Menurut Sigit, sektor yang tumbuh pesat pada kuartal I adalah industri pakaian jadi yang mencapai 18,98 persen. Hal tersebut terjadi, menurut Sigit, karena permintaan produk pakaian jadi meningkat menjelang Idul Fitri yang jatuh pada Juni 2019.
"Lebarannya memang masih Juni, tapi persiapannya sejak awal tahun, sehingga demand-nya meningkat dan terjadilah growth," ungkap Sigit.
Namun, sektor industri tekstil dinilai mengalami pertumbuhan yang paling melambat, mengingat masih terjadi lonjakan impor hingga dua kali lipat. "Impor naik, terutama yang masuk di Pusat Logistik Berikat (PLB). Kebanyakan impor dari Cina, itulah mengapa kain kita ini turun terus," ujarnya.
Sedangkan, untuk sektor industri kimia, Sigit menyampaikan industri ini membutuhkan investasi baru untuk menyubtitusi impor yang nilainya mencapai 30 miliar dolar AS. Namun, investasi di sektor industri kimia harus dilakukan terintegrasi, yakni dari hulu hingga hilir, sehingga bersifat padat modal.
"Investasi sektor ini juga membutuhkan waktu yang lama untuk membangun.

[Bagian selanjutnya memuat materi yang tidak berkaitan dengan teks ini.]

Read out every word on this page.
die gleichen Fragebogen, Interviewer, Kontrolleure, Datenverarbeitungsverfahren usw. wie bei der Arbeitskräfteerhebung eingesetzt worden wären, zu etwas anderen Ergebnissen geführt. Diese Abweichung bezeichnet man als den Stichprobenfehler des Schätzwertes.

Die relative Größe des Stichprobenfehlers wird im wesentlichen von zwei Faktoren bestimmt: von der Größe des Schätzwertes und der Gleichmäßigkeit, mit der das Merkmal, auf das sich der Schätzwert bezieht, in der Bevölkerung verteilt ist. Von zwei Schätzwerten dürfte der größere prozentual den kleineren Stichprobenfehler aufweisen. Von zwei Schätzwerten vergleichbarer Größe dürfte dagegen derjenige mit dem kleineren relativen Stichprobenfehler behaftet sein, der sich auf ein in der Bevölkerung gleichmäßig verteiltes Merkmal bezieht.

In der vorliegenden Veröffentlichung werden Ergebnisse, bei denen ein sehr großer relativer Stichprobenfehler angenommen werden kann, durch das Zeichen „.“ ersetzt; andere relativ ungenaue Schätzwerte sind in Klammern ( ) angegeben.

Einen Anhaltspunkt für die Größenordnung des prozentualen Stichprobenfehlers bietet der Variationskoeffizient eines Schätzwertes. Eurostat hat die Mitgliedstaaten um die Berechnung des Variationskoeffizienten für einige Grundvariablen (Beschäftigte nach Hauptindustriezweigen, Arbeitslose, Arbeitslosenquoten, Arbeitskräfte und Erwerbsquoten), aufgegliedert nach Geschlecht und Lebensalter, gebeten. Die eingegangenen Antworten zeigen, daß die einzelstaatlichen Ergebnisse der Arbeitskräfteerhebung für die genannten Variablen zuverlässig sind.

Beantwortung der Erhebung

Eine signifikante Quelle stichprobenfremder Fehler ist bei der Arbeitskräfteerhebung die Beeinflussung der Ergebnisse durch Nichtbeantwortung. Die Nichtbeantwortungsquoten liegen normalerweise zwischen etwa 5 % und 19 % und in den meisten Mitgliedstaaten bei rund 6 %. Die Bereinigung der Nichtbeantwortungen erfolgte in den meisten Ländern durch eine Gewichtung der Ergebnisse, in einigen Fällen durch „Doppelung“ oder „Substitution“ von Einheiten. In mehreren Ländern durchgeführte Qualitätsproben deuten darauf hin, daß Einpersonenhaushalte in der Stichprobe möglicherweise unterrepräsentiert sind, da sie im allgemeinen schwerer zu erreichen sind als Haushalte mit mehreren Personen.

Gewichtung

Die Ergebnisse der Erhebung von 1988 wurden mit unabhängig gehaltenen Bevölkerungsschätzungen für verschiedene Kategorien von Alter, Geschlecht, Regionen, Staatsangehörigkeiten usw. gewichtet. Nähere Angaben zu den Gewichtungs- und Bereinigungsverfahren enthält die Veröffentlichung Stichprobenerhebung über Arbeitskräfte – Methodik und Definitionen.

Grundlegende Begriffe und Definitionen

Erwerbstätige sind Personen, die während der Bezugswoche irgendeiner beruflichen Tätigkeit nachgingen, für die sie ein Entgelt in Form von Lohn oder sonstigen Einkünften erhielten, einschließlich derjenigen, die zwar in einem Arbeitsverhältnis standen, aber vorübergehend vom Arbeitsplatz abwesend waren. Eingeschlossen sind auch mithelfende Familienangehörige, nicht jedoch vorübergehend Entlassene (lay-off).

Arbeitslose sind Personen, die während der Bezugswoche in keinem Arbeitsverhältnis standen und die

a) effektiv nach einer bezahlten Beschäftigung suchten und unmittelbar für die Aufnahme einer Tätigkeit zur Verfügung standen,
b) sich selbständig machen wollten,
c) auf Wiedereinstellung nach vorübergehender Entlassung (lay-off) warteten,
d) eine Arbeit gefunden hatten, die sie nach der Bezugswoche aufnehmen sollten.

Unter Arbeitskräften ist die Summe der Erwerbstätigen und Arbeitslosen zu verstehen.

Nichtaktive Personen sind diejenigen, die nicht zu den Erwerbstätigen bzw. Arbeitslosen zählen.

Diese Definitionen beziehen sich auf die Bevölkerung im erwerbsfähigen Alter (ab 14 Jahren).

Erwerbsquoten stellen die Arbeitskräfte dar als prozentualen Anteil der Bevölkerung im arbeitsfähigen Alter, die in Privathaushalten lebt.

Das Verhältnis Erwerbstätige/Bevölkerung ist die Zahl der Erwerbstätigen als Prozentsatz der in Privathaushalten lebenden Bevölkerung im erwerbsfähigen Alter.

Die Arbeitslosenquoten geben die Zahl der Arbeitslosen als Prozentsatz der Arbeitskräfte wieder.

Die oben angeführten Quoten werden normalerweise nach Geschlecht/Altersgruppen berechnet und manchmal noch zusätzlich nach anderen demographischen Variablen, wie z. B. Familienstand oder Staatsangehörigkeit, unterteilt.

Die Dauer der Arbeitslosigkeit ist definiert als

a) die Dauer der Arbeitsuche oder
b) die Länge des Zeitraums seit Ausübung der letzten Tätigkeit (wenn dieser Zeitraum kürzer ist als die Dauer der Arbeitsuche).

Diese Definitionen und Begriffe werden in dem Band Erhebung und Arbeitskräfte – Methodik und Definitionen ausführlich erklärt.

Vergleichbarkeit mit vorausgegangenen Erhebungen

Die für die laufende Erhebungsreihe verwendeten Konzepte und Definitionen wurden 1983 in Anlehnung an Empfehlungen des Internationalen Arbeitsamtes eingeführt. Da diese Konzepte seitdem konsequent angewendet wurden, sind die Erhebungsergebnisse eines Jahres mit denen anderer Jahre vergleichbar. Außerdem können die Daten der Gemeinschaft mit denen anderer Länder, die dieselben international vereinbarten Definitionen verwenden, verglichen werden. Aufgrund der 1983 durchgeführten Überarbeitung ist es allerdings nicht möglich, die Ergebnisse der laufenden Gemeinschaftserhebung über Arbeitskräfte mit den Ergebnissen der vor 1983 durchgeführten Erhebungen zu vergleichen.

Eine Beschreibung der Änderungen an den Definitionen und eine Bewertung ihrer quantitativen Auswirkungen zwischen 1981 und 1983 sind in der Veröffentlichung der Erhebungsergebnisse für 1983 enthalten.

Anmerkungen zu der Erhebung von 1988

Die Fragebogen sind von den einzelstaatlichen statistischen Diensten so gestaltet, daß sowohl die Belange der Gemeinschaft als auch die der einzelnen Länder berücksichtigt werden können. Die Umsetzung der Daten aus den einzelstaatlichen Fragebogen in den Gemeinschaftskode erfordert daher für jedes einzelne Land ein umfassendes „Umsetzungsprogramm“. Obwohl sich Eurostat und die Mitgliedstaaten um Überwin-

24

Ini yang agak sulit, karena padat modal dan memerlukan waktu," kata Sigit.
Namun, apabila investasi sektor kimia betul-betul dapat terealisasi, maka kapasitas produksinya diprediksi mampu mengurangi ketergantungan impor produk kimia yang diperuntukkan bagi berbagai industri di Indonesia. "Lotte saja kalau sudah beroperasi bisa mengurangi 50 persen impor," ujarnya.